By Way Pristine
Way Pristine are melodic rock, and with melodic rock, there's always the danger of it becoming too melodic (i.e. boring.) Sadly, Way Pristine often fall into this trap. Their songs are well-produced and well structured, their instruments are well played, and the vocals are strong, but there's a spark missing.
Title track 'Inverted Converted' shows some early promise, with a grumbling bass undercurrent and a warning rumble to frontman Paul Blake's voice, but it then jumps ship and transforms into a studied, mainstream-pleasing soft-rock song with some of the most pointless lyrics you're likely to hear.
Runner-up in terms of dire lyrics, is 'The Kid on The Car' which is guilty of wandering wherever the easiest rhyme takes it, whilst not making an awful lot of sense. After hovering around for a while, this song briefly cranks it up to eleven, with a spasm of splintered guitars shot through with shrieky strings - but twenty seconds of string-strewn drama, does not a good song make.
'Afraid For Days' is an inoffensive slow-burner. It's the easiest thing in the world to drift along with 'Afraid For Day's steady, predictable, comfortable rhythms, and then switch it off and forget all about it. The same is true for the nauseatingly-entitled 'Last Poem.' A maudlin mush of strings, painfully earnest strumming and the occasional piano note, all wrapped up in a thick, sticky coat of sentimentality.

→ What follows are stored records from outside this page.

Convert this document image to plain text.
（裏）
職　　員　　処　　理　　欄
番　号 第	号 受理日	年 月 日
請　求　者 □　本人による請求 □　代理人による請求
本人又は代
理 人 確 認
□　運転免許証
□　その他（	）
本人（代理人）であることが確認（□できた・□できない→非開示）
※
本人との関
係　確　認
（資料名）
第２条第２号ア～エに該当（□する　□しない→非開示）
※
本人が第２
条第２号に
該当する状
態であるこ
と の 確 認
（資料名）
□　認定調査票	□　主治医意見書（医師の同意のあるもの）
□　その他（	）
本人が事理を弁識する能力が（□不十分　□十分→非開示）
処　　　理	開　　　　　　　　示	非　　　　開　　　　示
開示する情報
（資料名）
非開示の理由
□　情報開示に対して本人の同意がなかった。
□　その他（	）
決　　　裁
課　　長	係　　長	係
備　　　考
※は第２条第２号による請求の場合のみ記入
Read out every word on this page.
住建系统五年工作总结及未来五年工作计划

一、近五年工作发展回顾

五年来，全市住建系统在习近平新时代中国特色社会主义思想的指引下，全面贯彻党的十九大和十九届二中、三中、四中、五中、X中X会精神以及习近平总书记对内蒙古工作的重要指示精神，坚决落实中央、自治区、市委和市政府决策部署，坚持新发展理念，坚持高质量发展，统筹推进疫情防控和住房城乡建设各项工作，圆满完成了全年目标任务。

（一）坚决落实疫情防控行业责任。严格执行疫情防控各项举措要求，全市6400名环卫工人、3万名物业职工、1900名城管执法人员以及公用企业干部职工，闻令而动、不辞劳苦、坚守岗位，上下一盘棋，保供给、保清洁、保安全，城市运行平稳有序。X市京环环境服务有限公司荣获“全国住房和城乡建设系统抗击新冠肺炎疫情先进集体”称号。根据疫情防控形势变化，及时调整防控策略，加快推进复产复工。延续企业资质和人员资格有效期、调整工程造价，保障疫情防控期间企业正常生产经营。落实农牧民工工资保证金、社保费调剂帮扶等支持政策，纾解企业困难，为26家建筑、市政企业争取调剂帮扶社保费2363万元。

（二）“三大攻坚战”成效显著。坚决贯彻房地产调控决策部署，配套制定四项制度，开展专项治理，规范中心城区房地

Thankfully, it does get better. 'What Do You Want I Say' and 'I Realise' both manage to be easy-on-the-ear, whilst retaining some personality. During 'What Do You Want I Say,' a bass pulse strikes the occasional, character-giving dark note amongst the easy guitar lines and glimmery chords. 'I Realise' is a similarly sedate sway, led by Blake's glossy voice. However, he occasionally rumbles out a low note, putting an edge on this otherwise squeaky-clean slab of lighters-in-the-air balladry. 'I Realise' is a guilty pleasure. The same can be said for 'Drifting Away and Die.' The glimmery chords and big vocals are once again in full swing, but roughened up with a flicker of bass. Likeable and instant but, crucially, this song holds something back, earning itself a few repeat listens.
'The Tragic Was Behind' is a pretty standard combo of melodic guitars and sparkling chords, but the brisk pace and driving drumbeats, means that you don't get the opportunity to realise just how safe 'The Tragic Was Behind' plays it.
'Inverted / Converted' does occasionally go out on a limb with an edgier sound. The most successful of these reckless moments is '13th.' A coiling, fluid beast of slide-guitars, creeping bass and rumbling vocals, it's a shame the entire album doesn't sound like this. 'The Hand' also has that menacing, sinuous quality, but Way Pristine funk things up with distortion that stutters and jigs across the song's surface. A surprisingly catchy gloom-fest.
'Voting For Your Clown' is the album's most experimental song, and it works - up until the halfway point. 'Voting For Your Clown' hops between passages of shimmering chords, and instrumental interludes of classy guitar lines. For all intents and purposes, these instrumentals act as 'Voting For Your Clown's chorus, and it's so quirky and hooky, you won't even notice the lack of a conventional, vocal-led chorus. However, 'Voting For Your Clown' completely loses its way during the second half. Blake cracks out the voiceovers - which are dangerous territory anyway - and then reels out cliche after cliche ("ladies and gentlemen / welcome to the show," anyone?) inbetween hollering the song title over and over and over again. Those ingeniously hooky instrumentals quickly become a distant memory. Do yourself a favour and hit the 'skip' button the moment Blake starts talking.
'Inverted / Converted' is an album that suffers from being a little too nice. Half of the songs will coast by without making any impression. '13th' and 'The Hand' have some bite, and will find a ready home with fans of melodic, easy to digest rock but, ultimately, 'Inverted / Converted' is an album that won't inspire a strong reaction either way.